(CBS News) NASHVILLE, Tenn. -- The deadly outbreak of meningitis has spread to six states. Thirty-five cases and five deaths have been reported.
The suspected source is tainted vials of steroids that were shipped to 23 states.
Tennessee has the most cases, and Sue Manor hopes she doesn't become one of them.
"Honest to goodness, as time went on, I became more frightened," she said.
On Monday, Manor learned she might have been infected by the fungus in the contaminated steroids given for back pain.
She was told to look out for "headache, neck pain, vomiting, dizziness -- a lot of flu-like symptoms ... those could be anything."
Manor was one of the more than 700 patients who received injections at clinics affiliated with Saint Thomas Hospital in Nashville.

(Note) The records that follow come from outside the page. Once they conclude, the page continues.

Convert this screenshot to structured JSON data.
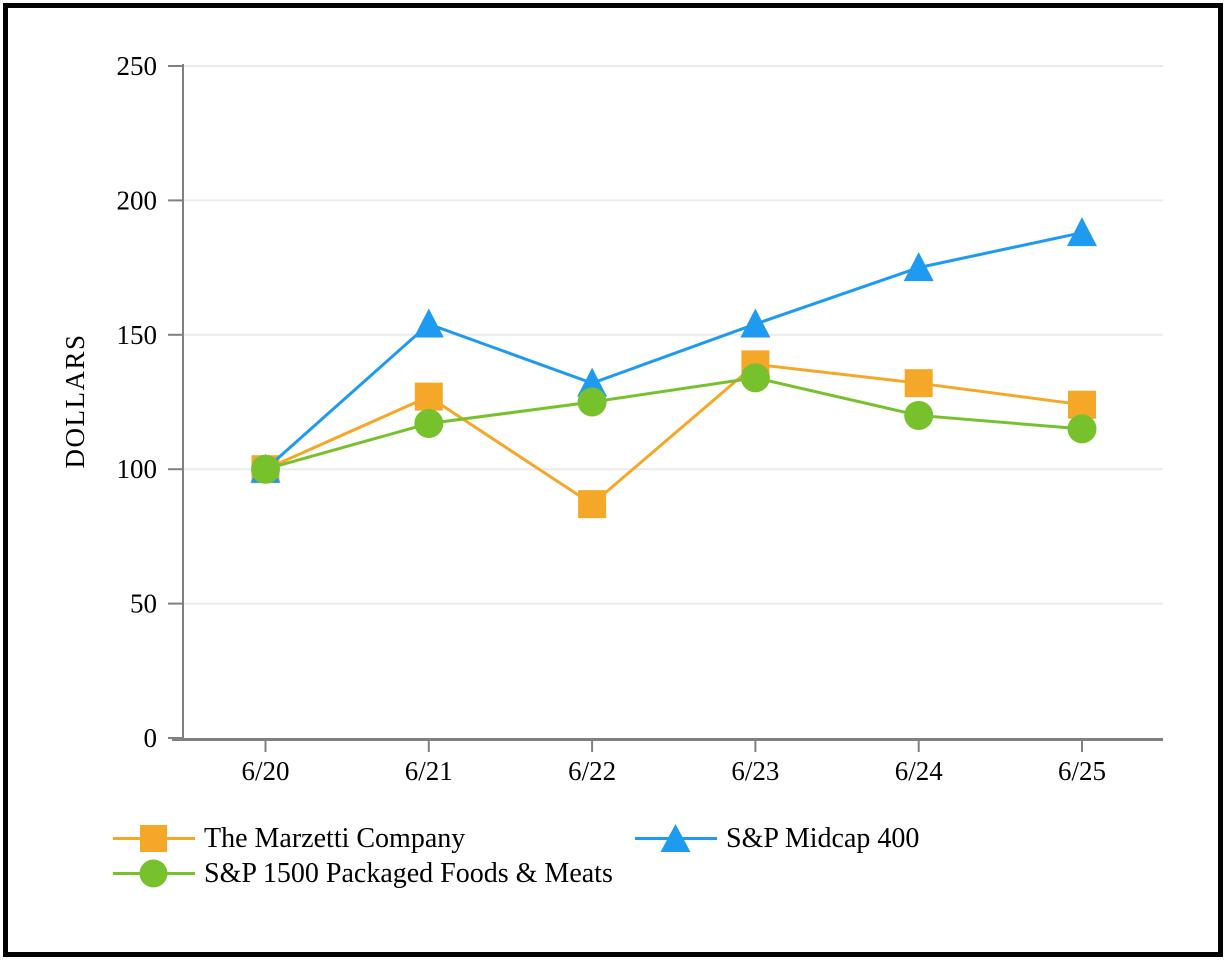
{
  "chart_data": {
    "type": "line",
    "title": "",
    "xlabel": "",
    "ylabel": "DOLLARS",
    "categories": [
      "6/20",
      "6/21",
      "6/22",
      "6/23",
      "6/24",
      "6/25"
    ],
    "y_ticks": [
      0,
      50,
      100,
      150,
      200,
      250
    ],
    "ylim": [
      0,
      250
    ],
    "grid": "horizontal-only",
    "legend_position": "bottom",
    "axis_color": "#808080",
    "gridline_color": "#EBEBEB",
    "series": [
      {
        "name": "The Marzetti Company",
        "marker": "square",
        "color": "#F5A828",
        "values": [
          100,
          127,
          87,
          139,
          132,
          124
        ]
      },
      {
        "name": "S&P Midcap 400",
        "marker": "triangle",
        "color": "#1E9BF0",
        "values": [
          100,
          154,
          132,
          154,
          175,
          188
        ]
      },
      {
        "name": "S&P 1500 Packaged Foods & Meats",
        "marker": "circle",
        "color": "#76C12C",
        "values": [
          100,
          117,
          125,
          134,
          120,
          115
        ]
      }
    ]
  }
}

"I don't want this thing in my body," she said. "I feel like I want a cleanser. I want to pull it out, you know, get out of my body."
Dr. Robert Latham has examined 19 people who received injections. He saw three new meningitis cases Thursday.
"Yeah, they're all worried and rightfully so -- we've told then all this is very serious."
The Nashville clinics received 2,000 potentially contaminated vials from the Massachusetts company that makes the drug, New England Compounding Center. The company has received safety warnings from the Food and Drug Administration in the past, one time for mislabeling a drug.
The Centers for Disease Control is investigating how the drug became contaminated.
(Watch: CBS News medical correspondent Dr. Jon LaPook discusses why the meningitis outbreak is so dangerous.)
By injecting the tainted steroid into the lower back, the fungus can travel directly through the spinal fluid to the brain.
It normally takes between one and four weeks for meningitis symptoms to appear.
Saint Thomas Hospital has alerted more than 700 who have received these injections.
"I can't tell you yet at this point whether we're at the beginning the middle or the end," Dr. Lathan said. "I think we're probably at the middle. Hopefully at the end but there's no guarantee of that."
Manor says she does not blame the hospital where she was given the injection. CBS News learned Thursday that 17,000 doses have been recalled, but there's no word yet on how many of those were administered.